Probiotics offer a range of health benefits, but their adverse effects can occasionally lead to bacteremia, wherein bacteria circulate in the bloodstream throughout the body.


Source: CDC

Illustration depicting a three-dimensional (3D), computer-generated image of a group of anaerobic, spore-forming Clostridium sp. organisms.

In Japan, Clostridium butyricum (C. butyricum) MIYAIRI 588 is commonly used, yet the prevalence and characteristics of bacteremia caused by this strain, as well as its bacteriological and genetic profile, remain unknown.

A research team from the Graduate School of Medicine, Osaka University, found an association between bacteremia and probiotics from a study of the genetic materials of bacteria in hospitalized patients with bacteremia.

Derived from probiotics

From September 2011 to February 2023, Osaka University Hospital documented 6,576 cases of positive blood cultures. Among these, C. butyricum was detected in five cases (0.08%). Whole-genome sequencing revealed that all five strains of C. butyricum-causing bacteremia were derived from probiotics. In two of these cases, no clear reason for appropriate oral intake of the probiotics could be identified, and one patient died within 90 days after the bacteremia diagnosis.
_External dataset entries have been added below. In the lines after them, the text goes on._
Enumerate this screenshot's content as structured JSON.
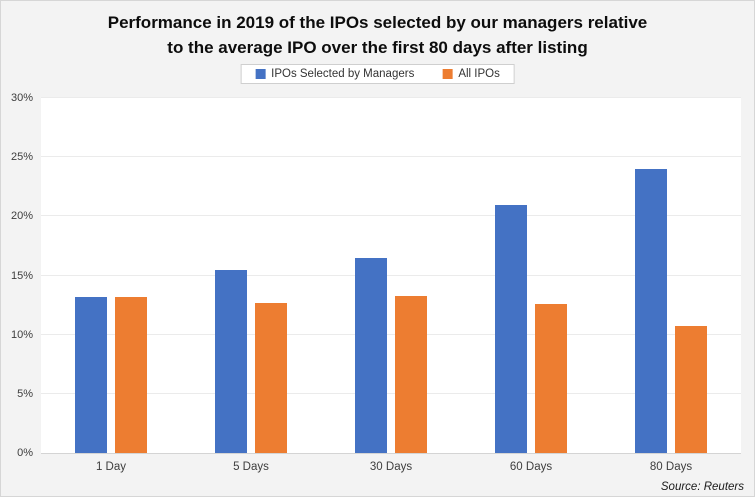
{
  "title": {
    "line1": "Performance in 2019 of the IPOs selected by our managers relative",
    "line2": "to the average IPO over the first 80 days after listing"
  },
  "source": "Source: Reuters",
  "colors": {
    "series_blue": "#4472C4",
    "series_orange": "#ED7D31",
    "background": "#f3f3f3",
    "plot_background": "#ffffff",
    "gridline": "#ebebeb"
  },
  "chart_data": {
    "type": "bar",
    "title": "Performance in 2019 of the IPOs selected by our managers relative to the average IPO over the first 80 days after listing",
    "categories": [
      "1 Day",
      "5 Days",
      "30 Days",
      "60 Days",
      "80 Days"
    ],
    "series": [
      {
        "name": "IPOs Selected by Managers",
        "color": "#4472C4",
        "values": [
          13.2,
          15.5,
          16.5,
          21.0,
          24.0
        ]
      },
      {
        "name": "All IPOs",
        "color": "#ED7D31",
        "values": [
          13.2,
          12.7,
          13.3,
          12.6,
          10.7
        ]
      }
    ],
    "xlabel": "",
    "ylabel": "",
    "ylim": [
      0,
      30
    ],
    "ytick_step": 5,
    "ytick_labels": [
      "0%",
      "5%",
      "10%",
      "15%",
      "20%",
      "25%",
      "30%"
    ],
    "grid": true,
    "legend_position": "top",
    "source": "Source: Reuters"
  }
}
“Probiotics can provide a variety of health benefits, but this study shows that even such agents can present with rare but serious adverse events,” says study lead author Ryuichi Minoda Sada. “Our findings underscore the risk for bacteremia resulting from probiotic use, especially in hospitalized patients, necessitating judicious prescription practices.”

It is expected that the results of this study, published in Emerging Infectious Diseases, will increase awareness of the potential health risks associated with probiotics. It is recommended to avoid aimless and unnecessary prescribing of probiotics, especially in hospitalized patients undergoing immunosuppressive treatment.